Le geste du lavement des pieds n'est plus ici au service de l'élucidation de l'identité
christologique ; au contraire, le rappel de l'identité christologique, point d'accord entre les acteurs de la
scène, permet de formuler la responsabilité mutuelle qui lie les disciples entre eux. La christologie
débouche sur un propos éthico-ecclésiologique.

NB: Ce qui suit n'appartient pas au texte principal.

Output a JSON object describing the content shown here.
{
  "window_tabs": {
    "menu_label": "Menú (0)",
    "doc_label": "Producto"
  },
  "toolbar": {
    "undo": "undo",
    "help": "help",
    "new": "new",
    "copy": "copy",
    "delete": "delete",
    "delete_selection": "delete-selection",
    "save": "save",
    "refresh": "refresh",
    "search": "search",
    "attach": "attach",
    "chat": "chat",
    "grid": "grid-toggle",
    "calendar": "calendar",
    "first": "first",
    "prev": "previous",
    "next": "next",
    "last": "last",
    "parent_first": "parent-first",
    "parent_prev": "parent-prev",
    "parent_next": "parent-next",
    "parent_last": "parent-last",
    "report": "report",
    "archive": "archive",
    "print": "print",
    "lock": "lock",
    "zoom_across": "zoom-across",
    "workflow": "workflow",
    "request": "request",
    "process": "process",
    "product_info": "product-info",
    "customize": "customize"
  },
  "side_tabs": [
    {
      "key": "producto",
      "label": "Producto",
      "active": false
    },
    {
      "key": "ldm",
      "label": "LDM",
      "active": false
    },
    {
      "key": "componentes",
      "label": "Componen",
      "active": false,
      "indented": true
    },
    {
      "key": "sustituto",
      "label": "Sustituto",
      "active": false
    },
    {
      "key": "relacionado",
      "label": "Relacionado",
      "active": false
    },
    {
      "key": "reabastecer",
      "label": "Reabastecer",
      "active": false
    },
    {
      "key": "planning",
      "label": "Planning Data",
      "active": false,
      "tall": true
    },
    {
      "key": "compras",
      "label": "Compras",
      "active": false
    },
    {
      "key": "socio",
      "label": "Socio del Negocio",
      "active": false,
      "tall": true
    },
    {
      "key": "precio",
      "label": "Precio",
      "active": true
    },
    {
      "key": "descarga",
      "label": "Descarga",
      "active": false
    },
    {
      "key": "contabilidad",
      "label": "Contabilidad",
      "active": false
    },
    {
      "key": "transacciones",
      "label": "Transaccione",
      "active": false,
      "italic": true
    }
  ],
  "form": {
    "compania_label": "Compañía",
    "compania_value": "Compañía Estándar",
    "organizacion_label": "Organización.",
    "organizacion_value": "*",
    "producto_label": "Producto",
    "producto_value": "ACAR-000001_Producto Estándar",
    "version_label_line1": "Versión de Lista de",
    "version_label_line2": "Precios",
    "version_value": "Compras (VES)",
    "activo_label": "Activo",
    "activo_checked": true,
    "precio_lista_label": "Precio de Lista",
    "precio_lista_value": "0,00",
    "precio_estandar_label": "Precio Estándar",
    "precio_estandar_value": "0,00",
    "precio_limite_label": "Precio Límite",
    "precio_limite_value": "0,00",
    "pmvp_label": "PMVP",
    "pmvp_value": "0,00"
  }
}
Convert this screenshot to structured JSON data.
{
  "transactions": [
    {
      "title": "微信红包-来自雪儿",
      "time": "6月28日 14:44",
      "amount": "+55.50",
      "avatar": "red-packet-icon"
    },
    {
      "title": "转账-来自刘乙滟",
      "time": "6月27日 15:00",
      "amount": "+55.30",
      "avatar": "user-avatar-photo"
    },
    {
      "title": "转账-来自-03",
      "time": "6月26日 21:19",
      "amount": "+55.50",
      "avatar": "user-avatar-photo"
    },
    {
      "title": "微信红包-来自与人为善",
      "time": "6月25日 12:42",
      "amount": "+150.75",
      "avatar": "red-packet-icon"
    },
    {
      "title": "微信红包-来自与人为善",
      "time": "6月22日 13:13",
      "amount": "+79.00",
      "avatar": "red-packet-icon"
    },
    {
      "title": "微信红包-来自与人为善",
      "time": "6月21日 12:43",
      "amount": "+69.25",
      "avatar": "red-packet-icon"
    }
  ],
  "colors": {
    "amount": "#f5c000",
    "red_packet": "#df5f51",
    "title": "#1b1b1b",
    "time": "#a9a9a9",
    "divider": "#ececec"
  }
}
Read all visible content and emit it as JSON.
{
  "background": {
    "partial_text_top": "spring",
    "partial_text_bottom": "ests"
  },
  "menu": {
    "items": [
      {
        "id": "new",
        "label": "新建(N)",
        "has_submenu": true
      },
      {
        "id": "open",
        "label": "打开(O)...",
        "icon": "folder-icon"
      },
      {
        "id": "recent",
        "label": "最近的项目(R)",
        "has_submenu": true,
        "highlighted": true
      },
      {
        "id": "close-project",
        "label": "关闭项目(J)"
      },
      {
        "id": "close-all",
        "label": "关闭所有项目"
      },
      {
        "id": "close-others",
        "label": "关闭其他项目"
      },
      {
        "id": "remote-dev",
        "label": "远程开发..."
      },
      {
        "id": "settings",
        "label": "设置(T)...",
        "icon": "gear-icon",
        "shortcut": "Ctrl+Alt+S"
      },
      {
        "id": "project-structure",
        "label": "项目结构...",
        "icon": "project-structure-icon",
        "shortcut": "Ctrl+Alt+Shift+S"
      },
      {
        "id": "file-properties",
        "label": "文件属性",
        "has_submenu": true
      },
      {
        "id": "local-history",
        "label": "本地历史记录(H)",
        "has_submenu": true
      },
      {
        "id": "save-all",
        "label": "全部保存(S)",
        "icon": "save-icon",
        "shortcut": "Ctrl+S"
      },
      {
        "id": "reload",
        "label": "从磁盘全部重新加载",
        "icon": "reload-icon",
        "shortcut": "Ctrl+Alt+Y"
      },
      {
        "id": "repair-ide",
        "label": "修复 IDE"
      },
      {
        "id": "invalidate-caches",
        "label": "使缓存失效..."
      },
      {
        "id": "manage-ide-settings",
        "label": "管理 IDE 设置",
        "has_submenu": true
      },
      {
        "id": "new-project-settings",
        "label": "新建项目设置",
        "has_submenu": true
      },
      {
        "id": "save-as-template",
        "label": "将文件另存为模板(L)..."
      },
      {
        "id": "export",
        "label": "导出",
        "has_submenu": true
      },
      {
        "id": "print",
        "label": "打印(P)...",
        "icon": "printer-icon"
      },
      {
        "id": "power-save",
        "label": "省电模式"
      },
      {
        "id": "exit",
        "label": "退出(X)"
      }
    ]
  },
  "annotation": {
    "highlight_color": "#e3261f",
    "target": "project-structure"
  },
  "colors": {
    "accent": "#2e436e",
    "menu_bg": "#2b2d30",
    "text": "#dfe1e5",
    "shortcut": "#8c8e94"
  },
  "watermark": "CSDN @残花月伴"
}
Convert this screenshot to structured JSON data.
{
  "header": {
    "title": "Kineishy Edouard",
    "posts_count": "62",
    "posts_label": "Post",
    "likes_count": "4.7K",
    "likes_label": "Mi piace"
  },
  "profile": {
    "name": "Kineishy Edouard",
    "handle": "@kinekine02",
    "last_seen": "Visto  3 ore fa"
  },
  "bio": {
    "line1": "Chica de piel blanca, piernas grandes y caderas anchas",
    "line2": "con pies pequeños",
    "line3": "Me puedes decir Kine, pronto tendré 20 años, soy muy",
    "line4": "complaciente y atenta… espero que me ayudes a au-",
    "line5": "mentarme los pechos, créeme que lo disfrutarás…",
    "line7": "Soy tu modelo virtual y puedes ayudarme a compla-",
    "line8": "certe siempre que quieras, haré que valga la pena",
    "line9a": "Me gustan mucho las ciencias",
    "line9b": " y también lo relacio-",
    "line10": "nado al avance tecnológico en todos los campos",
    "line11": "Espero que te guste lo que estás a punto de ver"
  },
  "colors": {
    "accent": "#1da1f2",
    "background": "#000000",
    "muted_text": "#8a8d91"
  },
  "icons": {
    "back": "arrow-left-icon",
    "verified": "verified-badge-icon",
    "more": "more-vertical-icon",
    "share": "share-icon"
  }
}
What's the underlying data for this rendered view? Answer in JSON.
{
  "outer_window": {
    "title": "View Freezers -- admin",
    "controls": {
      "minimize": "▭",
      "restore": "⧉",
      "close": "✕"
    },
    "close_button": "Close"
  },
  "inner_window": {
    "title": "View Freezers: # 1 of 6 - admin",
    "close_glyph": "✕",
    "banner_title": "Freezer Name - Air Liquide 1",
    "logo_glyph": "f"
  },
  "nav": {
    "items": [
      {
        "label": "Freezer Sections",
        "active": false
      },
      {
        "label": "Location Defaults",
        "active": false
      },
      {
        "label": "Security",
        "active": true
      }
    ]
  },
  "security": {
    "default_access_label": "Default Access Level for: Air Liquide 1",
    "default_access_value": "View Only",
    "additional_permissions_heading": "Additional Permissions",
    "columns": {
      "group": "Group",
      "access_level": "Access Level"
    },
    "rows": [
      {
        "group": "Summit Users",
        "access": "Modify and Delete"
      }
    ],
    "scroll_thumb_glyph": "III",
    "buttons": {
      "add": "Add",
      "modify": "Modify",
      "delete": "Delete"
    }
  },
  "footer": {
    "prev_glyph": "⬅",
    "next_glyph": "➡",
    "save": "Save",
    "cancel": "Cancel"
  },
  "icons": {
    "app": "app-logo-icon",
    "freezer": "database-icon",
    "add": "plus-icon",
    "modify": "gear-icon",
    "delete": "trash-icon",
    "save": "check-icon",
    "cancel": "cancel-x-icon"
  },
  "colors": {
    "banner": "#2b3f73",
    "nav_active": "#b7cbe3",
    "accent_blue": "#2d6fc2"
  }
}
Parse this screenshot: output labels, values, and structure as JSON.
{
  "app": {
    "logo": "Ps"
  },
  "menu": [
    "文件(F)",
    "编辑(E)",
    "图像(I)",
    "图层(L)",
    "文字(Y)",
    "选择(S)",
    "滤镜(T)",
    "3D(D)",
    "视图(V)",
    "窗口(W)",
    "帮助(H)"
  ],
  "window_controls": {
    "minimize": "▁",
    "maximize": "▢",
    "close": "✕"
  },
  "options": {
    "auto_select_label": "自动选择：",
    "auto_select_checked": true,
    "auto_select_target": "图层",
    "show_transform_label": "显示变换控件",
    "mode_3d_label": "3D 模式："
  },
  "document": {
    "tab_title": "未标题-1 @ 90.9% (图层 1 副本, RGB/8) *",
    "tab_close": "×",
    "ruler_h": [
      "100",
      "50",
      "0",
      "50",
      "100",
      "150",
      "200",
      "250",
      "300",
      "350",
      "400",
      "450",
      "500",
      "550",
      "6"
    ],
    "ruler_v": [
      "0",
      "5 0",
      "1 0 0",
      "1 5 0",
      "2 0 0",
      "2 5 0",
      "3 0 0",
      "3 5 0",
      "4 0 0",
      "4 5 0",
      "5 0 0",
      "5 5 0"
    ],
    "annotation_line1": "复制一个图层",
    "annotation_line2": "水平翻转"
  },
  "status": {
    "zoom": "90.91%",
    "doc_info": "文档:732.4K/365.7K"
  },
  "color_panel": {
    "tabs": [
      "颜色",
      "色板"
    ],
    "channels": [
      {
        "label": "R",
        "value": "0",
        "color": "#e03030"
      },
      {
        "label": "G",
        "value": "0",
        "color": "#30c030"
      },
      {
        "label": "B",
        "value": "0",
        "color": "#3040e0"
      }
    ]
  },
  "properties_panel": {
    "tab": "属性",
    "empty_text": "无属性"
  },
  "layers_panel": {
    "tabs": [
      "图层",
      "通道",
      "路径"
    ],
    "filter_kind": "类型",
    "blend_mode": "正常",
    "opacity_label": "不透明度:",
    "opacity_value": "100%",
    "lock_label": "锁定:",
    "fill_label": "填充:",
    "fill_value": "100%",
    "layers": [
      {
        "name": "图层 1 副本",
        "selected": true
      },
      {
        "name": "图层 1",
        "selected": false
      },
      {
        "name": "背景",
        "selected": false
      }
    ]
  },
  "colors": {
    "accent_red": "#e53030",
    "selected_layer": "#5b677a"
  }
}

Le v. 15 vient généraliser le v.14 en montrant le caractère paradigmatique du lavement des
pieds. Le geste accompli vient inaugurer une nouvelle pratique appelée à régir le cercle des disciples :
le disciple est appelé à reproduire la pratique du Maître. Le geste du lavement des pieds est par
excellence l'expression de l'humble service rendu à autrui. En ce sens-là, il signifie un renversement de
valeurs. Le geste du Christ est non seulement paradigmatique, mais il a encore valeur de fondement.
Le comportement requis s'enracine dans le don que le Christ fait aux siens.
Le logion du v. 16 (// Mt 10,24) renforce l'argumentation des vv. 13-15 en explicitant la
relation qui existe entre Jésus et ses disciples.
Le macarisme du v. 17 conclut la seconde interprétation du lavement des pieds.
6 ANNONCE RENOUVELÉE DE LA TRAHISON DE JUDAS ET APPEL A LA FOI
(vv. 18-20)
18
Je ne parle pas pour vous tous ; je connais ceux que j'ai choisis.
Mais qu'ainsi s'accomplisse l'Écriture :
Celui qui mangeait le pain avec moi, contre moi a levé le talon.